The value of commercial0_.id is not part of GROUP BY clause, so for each
{period3_.id , schedule2_.theDay} value group we get *any* value of
commercial0_.id within that group (this is documented, see 
http://dev.mysql.com/doc/mysql/en/group-by-hidden-fields.html)

Running this query

select count( distinct commercial0_.id) from commercials commercial0_ 
 inner join 
 appendixes appendixes1_ on commercial0_.id=appendixes1_.commercial 
 inner join 
 schedule schedule2_ on appendixes1_.id=schedule2_.appendix 
 inner join 
 periods period3_ on schedule2_.period=period3_.id 
 group by period3_.id , schedule2_.theDay ;

one sees that almost every {period3_.id, schedule2_.theDay} value group has 
several different values of commercial0_.id. 

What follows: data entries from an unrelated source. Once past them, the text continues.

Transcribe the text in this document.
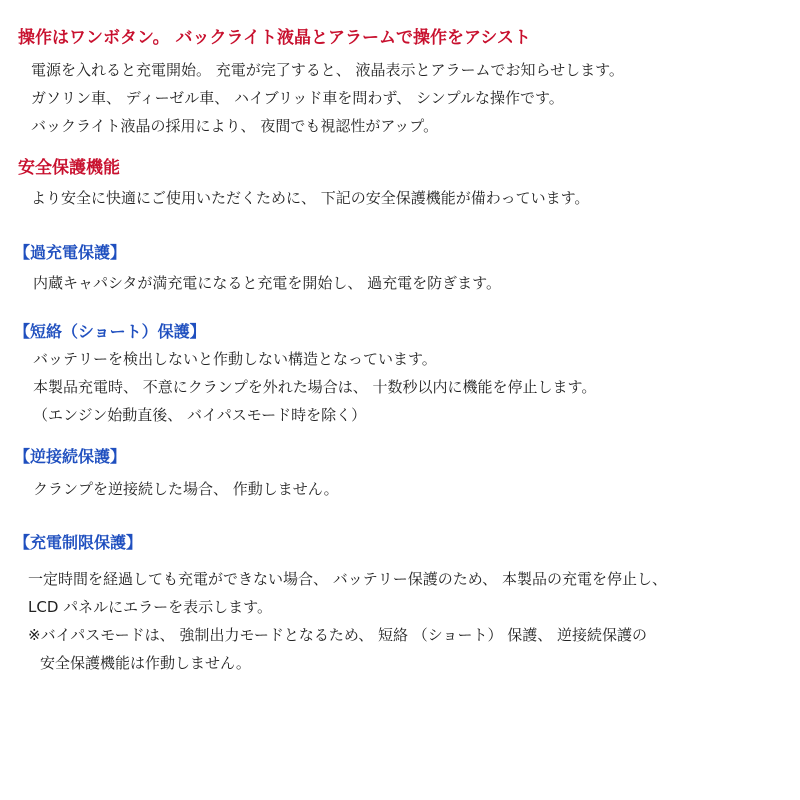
操作はワンボタン。 バックライト液晶とアラームで操作をアシスト
電源を入れると充電開始。 充電が完了すると、 液晶表示とアラームでお知らせします。
ガソリン車、 ディーゼル車、 ハイブリッド車を問わず、 シンプルな操作です。
バックライト液晶の採用により、 夜間でも視認性がアップ。
安全保護機能
より安全に快適にご使用いただくために、 下記の安全保護機能が備わっています。
【過充電保護】
内蔵キャパシタが満充電になると充電を開始し、 過充電を防ぎます。
【短絡（ショート）保護】
バッテリーを検出しないと作動しない構造となっています。
本製品充電時、 不意にクランプを外れた場合は、 十数秒以内に機能を停止します。
（エンジン始動直後、 バイパスモード時を除く）
【逆接続保護】
クランプを逆接続した場合、 作動しません。
【充電制限保護】
一定時間を経過しても充電ができない場合、 バッテリー保護のため、 本製品の充電を停止し、
LCD パネルにエラーを表示します。
※バイパスモードは、 強制出力モードとなるため、 短絡 （ショート） 保護、 逆接続保護の
安全保護機能は作動しません。
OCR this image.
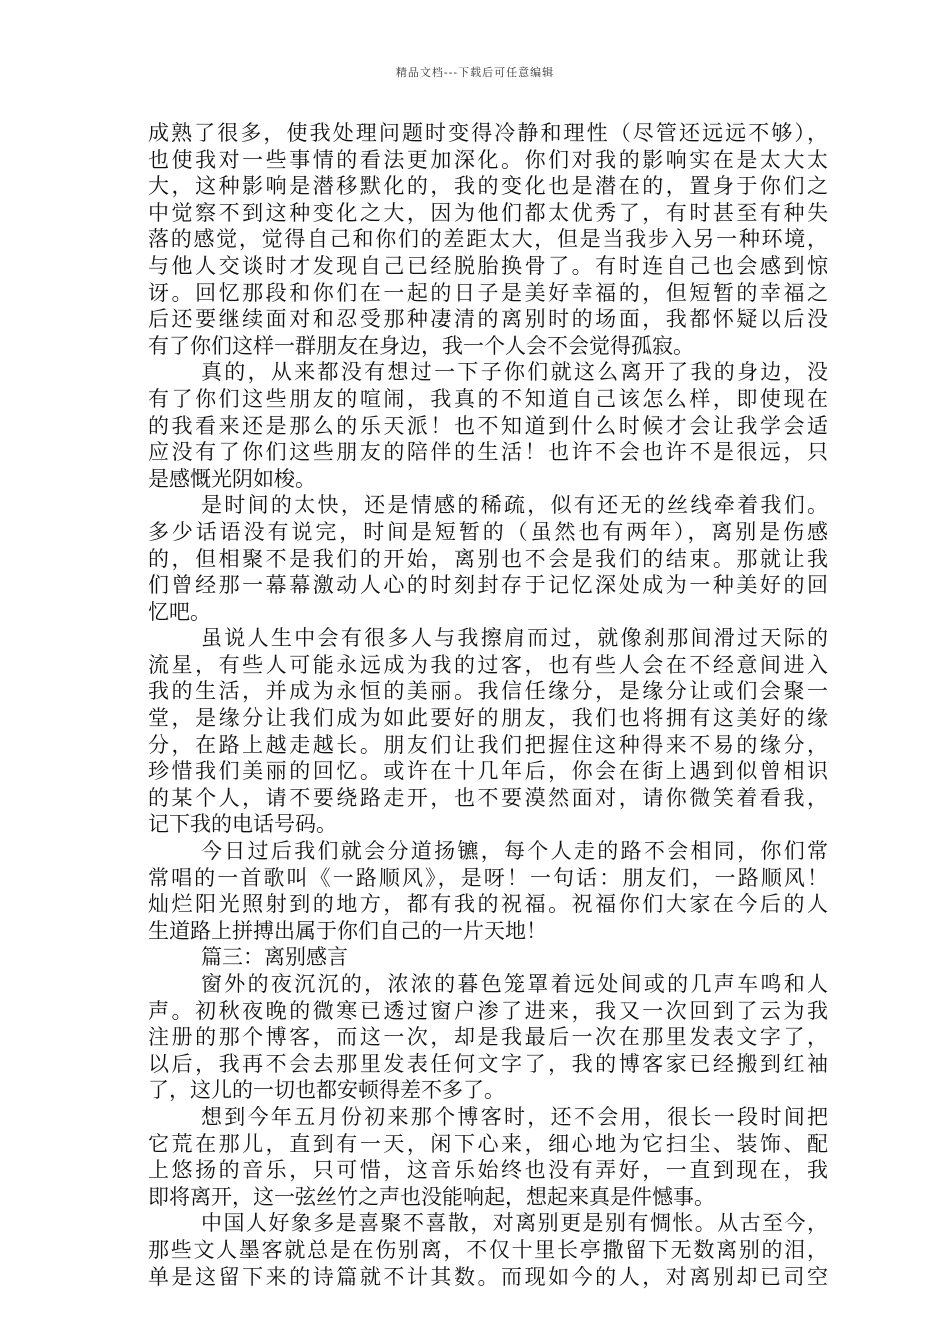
精品文档---下载后可任意编辑
成熟了很多，使我处理问题时变得冷静和理性（尽管还远远不够），
也使我对一些事情的看法更加深化。你们对我的影响实在是太大太
大，这种影响是潜移默化的，我的变化也是潜在的，置身于你们之
中觉察不到这种变化之大，因为他们都太优秀了，有时甚至有种失
落的感觉，觉得自己和你们的差距太大，但是当我步入另一种环境，
与他人交谈时才发现自己已经脱胎换骨了。有时连自己也会感到惊
讶。回忆那段和你们在一起的日子是美好幸福的，但短暂的幸福之
后还要继续面对和忍受那种凄清的离别时的场面，我都怀疑以后没
有了你们这样一群朋友在身边，我一个人会不会觉得孤寂。
真的，从来都没有想过一下子你们就这么离开了我的身边，没
有了你们这些朋友的喧闹，我真的不知道自己该怎么样，即使现在
的我看来还是那么的乐天派！也不知道到什么时候才会让我学会适
应没有了你们这些朋友的陪伴的生活！也许不会也许不是很远，只
是感慨光阴如梭。
是时间的太快，还是情感的稀疏，似有还无的丝线牵着我们。
多少话语没有说完，时间是短暂的（虽然也有两年），离别是伤感
的，但相聚不是我们的开始，离别也不会是我们的结束。那就让我
们曾经那一幕幕激动人心的时刻封存于记忆深处成为一种美好的回
忆吧。
虽说人生中会有很多人与我擦肩而过，就像刹那间滑过天际的
流星，有些人可能永远成为我的过客，也有些人会在不经意间进入
我的生活，并成为永恒的美丽。我信任缘分，是缘分让或们会聚一
堂，是缘分让我们成为如此要好的朋友，我们也将拥有这美好的缘
分，在路上越走越长。朋友们让我们把握住这种得来不易的缘分，
珍惜我们美丽的回忆。或许在十几年后，你会在街上遇到似曾相识
的某个人，请不要绕路走开，也不要漠然面对，请你微笑着看我，
记下我的电话号码。
今日过后我们就会分道扬镳，每个人走的路不会相同，你们常
常唱的一首歌叫《一路顺风》，是呀！一句话：朋友们，一路顺风！
灿烂阳光照射到的地方，都有我的祝福。祝福你们大家在今后的人
生道路上拼搏出属于你们自己的一片天地！
篇三：离别感言
窗外的夜沉沉的，浓浓的暮色笼罩着远处间或的几声车鸣和人
声。初秋夜晚的微寒已透过窗户渗了进来，我又一次回到了云为我
注册的那个博客，而这一次，却是我最后一次在那里发表文字了，
以后，我再不会去那里发表任何文字了，我的博客家已经搬到红袖
了，这儿的一切也都安顿得差不多了。
想到今年五月份初来那个博客时，还不会用，很长一段时间把
它荒在那儿，直到有一天，闲下心来，细心地为它扫尘、装饰、配
上悠扬的音乐，只可惜，这音乐始终也没有弄好，一直到现在，我
即将离开，这一弦丝竹之声也没能响起，想起来真是件憾事。
中国人好象多是喜聚不喜散，对离别更是别有惆怅。从古至今，
那些文人墨客就总是在伤别离，不仅十里长亭撒留下无数离别的泪，
单是这留下来的诗篇就不计其数。而现如今的人，对离别却已司空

When one adds 'where  appendixes1_.id = 1928' clause all value groups have 
commercial0_.id=1853 for all rows, and so the query (2) returns 1853 after 
DISTINCT has  been applied.

Without the 'where  appendixes1_.id = 1928' every single value group that
has a row with commercial0_.id=1853 also has rows with other values of 
commercial0_.id. It happens so that rows with other values of commercial0_.id
get "choosen" (see the above mentioned URL), and so the query (1) doesnt
return 1853.

Considering the above, the query output seems to be correct. Oleg, feel free to re-open the bug if there are any other reasons why it is not.